Byline: JOANNA RAMEY
WASHINGTON — Retail prices for women’s apparel increased a seasonally adjusted 0.9 percent in June from May while prices for all consumer goods rose 0.3 percent, the Labor Department reported Wednesday. Although women’s apparel prices for the month accelerated faster than goods in the overall economy, for the year ended in June inflation in the industry remains low. Retail prices for women’s apparel last month were up 2 percent from June 1993, less than the 2.5 percent increase for all finished goods.
For U.S.-produced women’s apparel, wholesale prices last month fell. On Tuesday, the Labor Department said wholesale prices on women’s apparel in June fell 0.8 percent from May, while prices for all finished goods were unchanged. Wholesale prices for women’s apparel last month fell 0.7 percent from June 1993 while producer prices for all finished goods showed no movement.
Economists said both price reports reflect a healthy, growing economy. The retail price report, in particular, should reduce the Federal Reserve’s fears of inflation and the need to further raise interest rates, they said.
“All in all, it’s not a bad performance from an index that in all likelihood overstates the degree of inflationary pressure on the economy,” said Martin A. Regalia, chief economist with the U.S. Chamber of Commerce, in a statement.
A Labor analyst said women’s apparel prices at retail may appear to have jumped in June, but the increase actually reflects a reduction of the number of sale items that were already deeply discounted when introduced.
For all apparel, retail prices in June increased 0.7 percent against May and were up 1.3 percent from year-ago levels, as prices for girls’ apparel increased 0.9 percent for the month and were up 1.5 percent for the 12 months. Retail prices for men’s apparel increased 0.1 percent in June and declined 0.5 percent over the year.
Among the various categories of women’s apparel, suits experienced the largest monthly retail price increase, rising 2.6 percent for the month, followed by coats and jackets, which increased 1.3 percent, and dresses, up 1.1 percent. Over the 12-month period, retail prices for suits increased 3.6 percent as prices for coats and jackets declined 1 percent and dresses were up 0.1 percent.

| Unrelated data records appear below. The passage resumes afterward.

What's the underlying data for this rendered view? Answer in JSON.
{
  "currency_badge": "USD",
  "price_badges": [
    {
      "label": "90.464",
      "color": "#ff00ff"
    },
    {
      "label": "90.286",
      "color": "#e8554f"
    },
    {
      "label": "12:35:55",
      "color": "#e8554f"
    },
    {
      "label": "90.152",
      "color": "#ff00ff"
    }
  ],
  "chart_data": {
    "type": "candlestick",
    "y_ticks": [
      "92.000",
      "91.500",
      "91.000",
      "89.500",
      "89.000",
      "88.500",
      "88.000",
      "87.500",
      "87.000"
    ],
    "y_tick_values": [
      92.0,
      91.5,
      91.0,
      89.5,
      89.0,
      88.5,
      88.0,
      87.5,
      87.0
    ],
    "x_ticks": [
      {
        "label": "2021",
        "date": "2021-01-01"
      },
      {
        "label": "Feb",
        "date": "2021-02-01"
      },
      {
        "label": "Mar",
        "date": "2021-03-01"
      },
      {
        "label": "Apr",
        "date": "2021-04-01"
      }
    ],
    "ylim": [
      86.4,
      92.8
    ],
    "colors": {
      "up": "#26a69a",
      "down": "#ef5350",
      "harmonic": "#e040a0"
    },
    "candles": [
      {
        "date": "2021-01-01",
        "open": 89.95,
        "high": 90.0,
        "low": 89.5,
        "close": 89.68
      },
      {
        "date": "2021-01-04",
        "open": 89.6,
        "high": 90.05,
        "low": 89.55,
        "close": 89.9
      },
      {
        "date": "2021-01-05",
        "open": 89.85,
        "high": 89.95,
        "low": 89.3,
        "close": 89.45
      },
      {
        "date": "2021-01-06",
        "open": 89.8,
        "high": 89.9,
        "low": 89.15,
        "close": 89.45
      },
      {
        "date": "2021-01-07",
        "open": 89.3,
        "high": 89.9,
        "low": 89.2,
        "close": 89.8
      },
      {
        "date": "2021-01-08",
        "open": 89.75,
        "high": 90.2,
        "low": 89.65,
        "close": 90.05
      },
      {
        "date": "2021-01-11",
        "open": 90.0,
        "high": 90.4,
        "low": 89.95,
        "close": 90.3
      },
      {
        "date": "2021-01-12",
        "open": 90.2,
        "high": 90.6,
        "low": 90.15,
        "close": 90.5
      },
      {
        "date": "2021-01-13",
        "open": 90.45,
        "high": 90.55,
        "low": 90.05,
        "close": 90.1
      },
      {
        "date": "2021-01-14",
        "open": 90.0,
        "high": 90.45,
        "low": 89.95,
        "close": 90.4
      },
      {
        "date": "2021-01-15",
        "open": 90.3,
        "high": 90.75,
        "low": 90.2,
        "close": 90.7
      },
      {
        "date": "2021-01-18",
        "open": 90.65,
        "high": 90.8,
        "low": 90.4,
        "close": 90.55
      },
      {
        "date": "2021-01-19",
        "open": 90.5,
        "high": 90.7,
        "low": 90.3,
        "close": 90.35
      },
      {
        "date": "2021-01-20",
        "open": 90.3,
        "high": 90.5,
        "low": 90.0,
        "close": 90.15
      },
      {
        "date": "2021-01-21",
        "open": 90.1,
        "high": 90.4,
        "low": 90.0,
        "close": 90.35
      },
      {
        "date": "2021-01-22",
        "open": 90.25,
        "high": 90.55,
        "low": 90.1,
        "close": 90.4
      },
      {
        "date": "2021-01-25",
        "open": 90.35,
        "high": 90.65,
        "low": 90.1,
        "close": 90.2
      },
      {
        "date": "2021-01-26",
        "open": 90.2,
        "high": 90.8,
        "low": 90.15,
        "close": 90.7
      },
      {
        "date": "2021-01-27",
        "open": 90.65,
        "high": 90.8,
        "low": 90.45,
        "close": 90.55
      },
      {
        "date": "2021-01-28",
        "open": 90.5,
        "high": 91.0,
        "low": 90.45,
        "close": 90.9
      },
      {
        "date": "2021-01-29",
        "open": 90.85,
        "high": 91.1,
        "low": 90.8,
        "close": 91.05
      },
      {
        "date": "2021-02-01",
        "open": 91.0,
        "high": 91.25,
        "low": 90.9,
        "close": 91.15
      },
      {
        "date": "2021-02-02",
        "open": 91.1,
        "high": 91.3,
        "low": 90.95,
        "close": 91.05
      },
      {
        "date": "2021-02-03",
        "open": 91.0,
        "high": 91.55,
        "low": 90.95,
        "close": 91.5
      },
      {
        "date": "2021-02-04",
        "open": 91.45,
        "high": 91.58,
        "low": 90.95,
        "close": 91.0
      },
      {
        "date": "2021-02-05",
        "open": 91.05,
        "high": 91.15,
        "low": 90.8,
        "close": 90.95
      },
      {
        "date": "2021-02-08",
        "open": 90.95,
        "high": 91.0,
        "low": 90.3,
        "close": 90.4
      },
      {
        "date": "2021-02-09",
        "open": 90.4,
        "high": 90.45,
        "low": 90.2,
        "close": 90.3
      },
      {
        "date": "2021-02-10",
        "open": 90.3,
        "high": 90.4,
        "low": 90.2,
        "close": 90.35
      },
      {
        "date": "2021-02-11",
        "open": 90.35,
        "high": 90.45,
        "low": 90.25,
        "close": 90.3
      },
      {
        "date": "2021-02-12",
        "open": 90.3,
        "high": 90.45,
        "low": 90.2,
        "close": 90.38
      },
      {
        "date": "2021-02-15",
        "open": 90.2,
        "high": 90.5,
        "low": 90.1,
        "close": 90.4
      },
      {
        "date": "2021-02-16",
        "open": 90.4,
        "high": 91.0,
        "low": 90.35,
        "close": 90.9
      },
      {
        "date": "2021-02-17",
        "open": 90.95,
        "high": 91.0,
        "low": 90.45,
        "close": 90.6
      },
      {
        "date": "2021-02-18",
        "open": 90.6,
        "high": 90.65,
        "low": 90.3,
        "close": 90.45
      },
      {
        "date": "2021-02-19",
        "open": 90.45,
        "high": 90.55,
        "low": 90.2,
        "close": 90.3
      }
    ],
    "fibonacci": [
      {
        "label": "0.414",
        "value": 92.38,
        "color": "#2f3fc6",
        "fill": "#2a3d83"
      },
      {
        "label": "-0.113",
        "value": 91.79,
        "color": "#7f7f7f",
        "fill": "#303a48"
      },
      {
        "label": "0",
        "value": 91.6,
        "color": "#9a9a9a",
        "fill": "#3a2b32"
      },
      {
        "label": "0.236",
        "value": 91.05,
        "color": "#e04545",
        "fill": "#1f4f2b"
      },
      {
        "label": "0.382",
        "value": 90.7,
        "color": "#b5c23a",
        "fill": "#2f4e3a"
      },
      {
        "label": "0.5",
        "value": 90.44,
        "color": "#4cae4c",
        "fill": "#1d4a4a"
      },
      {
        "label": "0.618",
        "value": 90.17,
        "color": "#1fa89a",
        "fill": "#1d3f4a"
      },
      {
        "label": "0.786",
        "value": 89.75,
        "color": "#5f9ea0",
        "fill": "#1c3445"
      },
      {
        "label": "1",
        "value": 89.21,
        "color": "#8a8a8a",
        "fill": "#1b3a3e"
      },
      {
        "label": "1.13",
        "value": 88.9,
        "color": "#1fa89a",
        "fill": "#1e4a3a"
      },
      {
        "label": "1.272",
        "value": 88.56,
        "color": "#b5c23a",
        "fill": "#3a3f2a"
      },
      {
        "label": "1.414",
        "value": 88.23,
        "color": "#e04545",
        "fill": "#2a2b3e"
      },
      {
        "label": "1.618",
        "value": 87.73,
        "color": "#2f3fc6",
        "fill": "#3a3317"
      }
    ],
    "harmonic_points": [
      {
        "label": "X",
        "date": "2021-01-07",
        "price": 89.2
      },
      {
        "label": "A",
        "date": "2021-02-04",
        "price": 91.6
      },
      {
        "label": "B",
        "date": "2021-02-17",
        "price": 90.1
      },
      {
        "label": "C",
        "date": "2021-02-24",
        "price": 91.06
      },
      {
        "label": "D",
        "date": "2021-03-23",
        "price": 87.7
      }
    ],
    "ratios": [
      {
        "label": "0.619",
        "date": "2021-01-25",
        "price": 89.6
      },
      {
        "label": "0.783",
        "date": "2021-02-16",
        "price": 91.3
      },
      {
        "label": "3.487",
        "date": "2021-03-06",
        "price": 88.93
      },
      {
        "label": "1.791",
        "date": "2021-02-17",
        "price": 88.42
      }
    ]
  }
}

Meanwhile, wholesale prices for all domestically produced apparel dropped 0.2 percent for the month and were up 0.2 percent for the year. Producer prices for girls’, children’s and infant apparel declined 0.6 percent in June and were up 1.4 percent over the year, as prices for men’s and boys’ apparel remained unchanged for the month and were up 0.6 percent from year-ago levels.
Women’s apparel categories with large wholesale price swings included sweaters, jackets and jerseys, down 2.1 percent for the month and up 0.6 percent over the year, and dresses, down 3.3 percent in June and down 5.2 percent from June 1993. Wholesale prices for slacks, jeans and dungarees declined 0.1 percent for the month and were down 2.5 percent over the 12-month period.
A Labor analyst said the lack of inflation for U.S.-made textiles has helped keep apparel producers’ costs down as well.
Wholesale prices for domestic textiles increased just under 0.2 percent in June and were up just more than 0.2 percent from year-ago levels.
Low inflation in the textile industry continues to occur despite a steady rise in polyester prices, as well as raw cotton prices, which were up 0.2 percent for the month and up 43 percent from June 1993.
Dave Link, economist with the American Textile Manufacturers Institute, said increased production in the industry due to improved technology and other efficiencies have allowed mills to absorb these additional costs.
“They are in a more competitive position,” Link said, noting how shipments per worker were up 3.6 percent for the first five months of 1994 against the same period in 1993.
Meanwhile, finished fabric prices were down 0.3 percent in June against May and were up 0.6 percent over the year, while gray goods prices were unchanged for the month and declined 2.2 percent from June 1993. Man-made fiber prices were up 0.9 percent for the month and were down 0.3 percent over the year, as prices for processed yarns and threads were up 0.2 percent in June and were down 0.2 percent since June 1993.